At the same time his friend Edward Caan of Riviera Imports, the same company that imported the Ron Burgundy scotch, was looking to create a product with Marin. Since the tequila category was already oversaturated, Marin’s newfound love for mezcal presented itself as the direction to go. Apart from the fact that it seemed like a great opportunity—it’s what all the celebs are doing these days—the comedian liked the idea of becoming the face of a seemingly faceless category. “What I figured is that mezcal didn’t really have a face. It had no identity. And mezcal seems to be on the rise,” he says.
What sets Tres Papalote apart from most other mezcals, besides its celebrity backing, is that not only is it made from Cupreata agave which comes from Guerrero as opposed to Oaxaca, the mezcal is approachable with just a subtle smokiness.

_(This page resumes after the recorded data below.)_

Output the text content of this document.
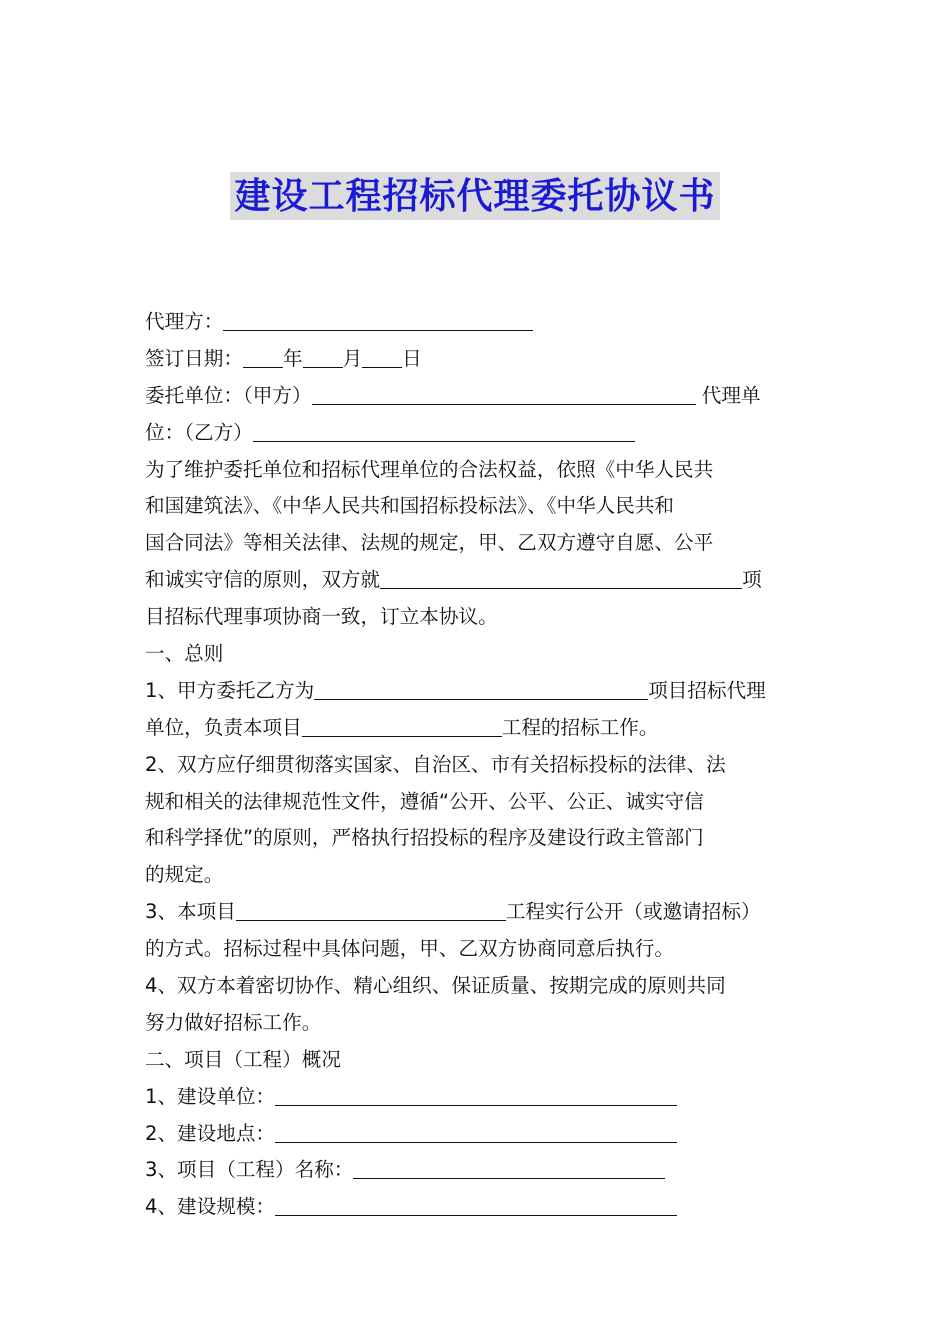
建设工程招标代理委托协议书
代理方：
签订日期： 年 月 日
委托单位：（甲方）	代理单
位：（乙方）
为了维护委托单位和招标代理单位的合法权益，依照《中华人民共
和国建筑法》、《中华人民共和国招标投标法》、《中华人民共和
国合同法》等相关法律、法规的规定，甲、乙双方遵守自愿、公平
和诚实守信的原则，双方就	项
目招标代理事项协商一致，订立本协议。
一、总则
1、甲方委托乙方为	项目招标代理
单位，负责本项目	工程的招标工作。
2、双方应仔细贯彻落实国家、自治区、市有关招标投标的法律、法
规和相关的法律规范性文件，遵循“公开、公平、公正、诚实守信
和科学择优”的原则，严格执行招投标的程序及建设行政主管部门
的规定。
3、本项目	工程实行公开（或邀请招标）
的方式。招标过程中具体问题，甲、乙双方协商同意后执行。
4、双方本着密切协作、精心组织、保证质量、按期完成的原则共同
努力做好招标工作。
二、项目（工程）概况
1、建设单位：
2、建设地点：
3、项目（工程）名称：
4、建设规模：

Even Los Angeles magazine’s resident mezcal expert Bill Esparza liked it: “It was a pleasant surprise to learn that Tres Papalote mezcal clocks in at 46 degrees, respecting tradition, and is a nice, balanced expression of Guerreran cupreata, or maguey papalote. And as a pocho, having Cheech as a brand ambassador seals the deal.”
Its drinkability was an important feature to have according to Marin who wanted to create a mezcal that appealed more to the mainstream public. “You don’t want the taste to be very specific, very esoteric that only aficionados can appreciate,” he says.

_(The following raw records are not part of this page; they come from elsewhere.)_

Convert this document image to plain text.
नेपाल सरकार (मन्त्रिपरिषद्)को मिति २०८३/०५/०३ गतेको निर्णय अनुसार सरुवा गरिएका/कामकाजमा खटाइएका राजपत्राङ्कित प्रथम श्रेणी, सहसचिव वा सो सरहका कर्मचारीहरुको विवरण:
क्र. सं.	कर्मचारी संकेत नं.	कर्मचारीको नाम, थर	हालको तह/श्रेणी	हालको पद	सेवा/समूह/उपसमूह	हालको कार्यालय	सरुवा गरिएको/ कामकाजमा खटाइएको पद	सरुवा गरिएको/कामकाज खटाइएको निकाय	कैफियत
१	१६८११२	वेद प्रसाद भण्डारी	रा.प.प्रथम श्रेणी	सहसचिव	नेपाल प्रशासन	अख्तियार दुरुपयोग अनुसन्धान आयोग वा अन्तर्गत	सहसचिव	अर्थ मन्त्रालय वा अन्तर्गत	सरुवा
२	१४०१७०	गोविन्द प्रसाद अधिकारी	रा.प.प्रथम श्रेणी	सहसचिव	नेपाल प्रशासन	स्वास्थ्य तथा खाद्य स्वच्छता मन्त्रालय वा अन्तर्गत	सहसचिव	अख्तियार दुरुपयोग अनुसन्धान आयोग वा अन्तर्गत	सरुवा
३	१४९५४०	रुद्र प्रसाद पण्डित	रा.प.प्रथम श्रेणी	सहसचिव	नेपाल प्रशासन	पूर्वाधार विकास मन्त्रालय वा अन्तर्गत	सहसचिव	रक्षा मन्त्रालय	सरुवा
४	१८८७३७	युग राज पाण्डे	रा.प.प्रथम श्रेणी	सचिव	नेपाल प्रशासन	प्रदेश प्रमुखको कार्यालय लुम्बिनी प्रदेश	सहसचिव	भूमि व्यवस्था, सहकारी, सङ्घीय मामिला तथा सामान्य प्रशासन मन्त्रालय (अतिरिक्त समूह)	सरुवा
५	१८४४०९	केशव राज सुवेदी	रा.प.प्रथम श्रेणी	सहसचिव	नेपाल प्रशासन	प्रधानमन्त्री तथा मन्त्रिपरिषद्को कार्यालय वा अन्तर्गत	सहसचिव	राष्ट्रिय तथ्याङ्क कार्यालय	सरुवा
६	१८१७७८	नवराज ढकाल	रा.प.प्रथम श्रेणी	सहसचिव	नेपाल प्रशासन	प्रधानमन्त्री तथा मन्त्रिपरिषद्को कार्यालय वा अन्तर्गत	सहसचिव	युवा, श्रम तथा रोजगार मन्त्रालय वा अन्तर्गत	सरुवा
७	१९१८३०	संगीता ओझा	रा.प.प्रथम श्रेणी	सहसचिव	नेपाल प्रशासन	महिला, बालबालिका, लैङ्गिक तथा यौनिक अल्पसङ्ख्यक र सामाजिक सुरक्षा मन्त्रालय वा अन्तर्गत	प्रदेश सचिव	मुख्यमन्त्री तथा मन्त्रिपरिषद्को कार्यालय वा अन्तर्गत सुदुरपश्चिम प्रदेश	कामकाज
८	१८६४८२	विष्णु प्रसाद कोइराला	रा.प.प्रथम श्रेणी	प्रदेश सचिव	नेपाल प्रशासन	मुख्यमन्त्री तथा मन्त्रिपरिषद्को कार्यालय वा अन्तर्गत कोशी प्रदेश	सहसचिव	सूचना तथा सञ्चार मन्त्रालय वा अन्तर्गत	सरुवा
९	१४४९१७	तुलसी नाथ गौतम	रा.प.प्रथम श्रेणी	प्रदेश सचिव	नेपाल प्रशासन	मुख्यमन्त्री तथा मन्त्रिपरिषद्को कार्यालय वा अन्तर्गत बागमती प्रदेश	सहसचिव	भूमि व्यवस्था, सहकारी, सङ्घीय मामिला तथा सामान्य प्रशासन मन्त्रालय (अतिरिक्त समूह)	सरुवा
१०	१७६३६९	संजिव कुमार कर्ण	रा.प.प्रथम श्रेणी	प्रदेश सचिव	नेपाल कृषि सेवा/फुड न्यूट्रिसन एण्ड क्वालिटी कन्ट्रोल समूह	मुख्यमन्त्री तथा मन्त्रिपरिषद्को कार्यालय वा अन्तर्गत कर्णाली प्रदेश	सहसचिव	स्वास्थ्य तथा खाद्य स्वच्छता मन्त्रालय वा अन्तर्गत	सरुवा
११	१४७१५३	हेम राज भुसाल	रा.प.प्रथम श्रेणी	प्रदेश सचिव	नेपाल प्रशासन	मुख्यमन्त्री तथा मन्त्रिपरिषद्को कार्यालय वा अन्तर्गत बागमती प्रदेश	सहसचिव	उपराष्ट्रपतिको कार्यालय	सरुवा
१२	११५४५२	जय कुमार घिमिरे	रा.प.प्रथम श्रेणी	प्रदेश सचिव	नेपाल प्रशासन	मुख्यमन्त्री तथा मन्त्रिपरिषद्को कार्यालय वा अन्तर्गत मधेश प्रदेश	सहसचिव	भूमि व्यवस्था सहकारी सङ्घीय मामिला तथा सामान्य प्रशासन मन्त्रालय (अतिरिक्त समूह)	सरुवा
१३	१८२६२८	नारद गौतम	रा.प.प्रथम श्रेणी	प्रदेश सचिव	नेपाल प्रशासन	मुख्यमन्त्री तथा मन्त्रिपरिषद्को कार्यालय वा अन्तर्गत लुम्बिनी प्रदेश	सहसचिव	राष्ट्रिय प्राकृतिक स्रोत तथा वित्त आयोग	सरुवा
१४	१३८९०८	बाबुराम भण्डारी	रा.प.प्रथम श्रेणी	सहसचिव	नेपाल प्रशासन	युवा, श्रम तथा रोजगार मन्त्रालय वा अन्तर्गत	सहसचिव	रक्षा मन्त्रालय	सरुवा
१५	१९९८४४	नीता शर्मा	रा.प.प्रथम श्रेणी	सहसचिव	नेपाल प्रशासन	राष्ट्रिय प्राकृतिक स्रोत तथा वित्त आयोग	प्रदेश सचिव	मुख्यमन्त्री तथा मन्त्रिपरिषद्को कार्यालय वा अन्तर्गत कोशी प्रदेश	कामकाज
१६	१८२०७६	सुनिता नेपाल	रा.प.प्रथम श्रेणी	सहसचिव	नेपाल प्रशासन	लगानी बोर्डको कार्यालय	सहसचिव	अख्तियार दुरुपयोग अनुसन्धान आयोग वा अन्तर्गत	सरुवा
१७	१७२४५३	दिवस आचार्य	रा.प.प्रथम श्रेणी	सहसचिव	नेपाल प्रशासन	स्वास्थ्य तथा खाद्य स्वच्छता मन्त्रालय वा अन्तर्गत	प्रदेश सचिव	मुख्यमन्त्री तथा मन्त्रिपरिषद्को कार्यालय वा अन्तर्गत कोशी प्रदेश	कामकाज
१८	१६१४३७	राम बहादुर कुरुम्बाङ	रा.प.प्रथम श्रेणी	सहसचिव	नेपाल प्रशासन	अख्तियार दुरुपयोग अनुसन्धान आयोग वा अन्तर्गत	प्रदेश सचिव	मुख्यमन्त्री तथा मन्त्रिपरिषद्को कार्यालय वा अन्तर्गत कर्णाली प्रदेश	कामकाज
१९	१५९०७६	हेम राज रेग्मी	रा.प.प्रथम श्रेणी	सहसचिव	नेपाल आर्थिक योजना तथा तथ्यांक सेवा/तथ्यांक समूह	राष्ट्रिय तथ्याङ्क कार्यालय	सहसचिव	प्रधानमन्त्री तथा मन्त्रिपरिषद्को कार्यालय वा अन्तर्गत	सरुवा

Yusef Austin, the mixologist and representative for the brand, highlighted the spirit’s versatility by creating a light, bright cocktail for the launch event, rather than the usual dark and intense mezcal cocktail. “It lends itself really well to a plethora of different ingredients. I’m using it with sesame, guava, blood orange, Kaffir lime leaves,” he says.
But if you really want to drink like Cheech, make his favorite cocktail at home. It’s basically a tequila and tonic with a lemon twist (one-third tequila, two-thirds tonic and a twist). “Timothy Leary taught me that drink,” he says, namedropping but not, because he’s Cheech Marin. “We used to drink that all the time; he was a good buddy of mine. I suppose you could do it with the mezcal, too.”
Tres Papalote mezcal will be available in Southern California at the end of March. Liquorama is slated to start shipping it in a couple of weeks.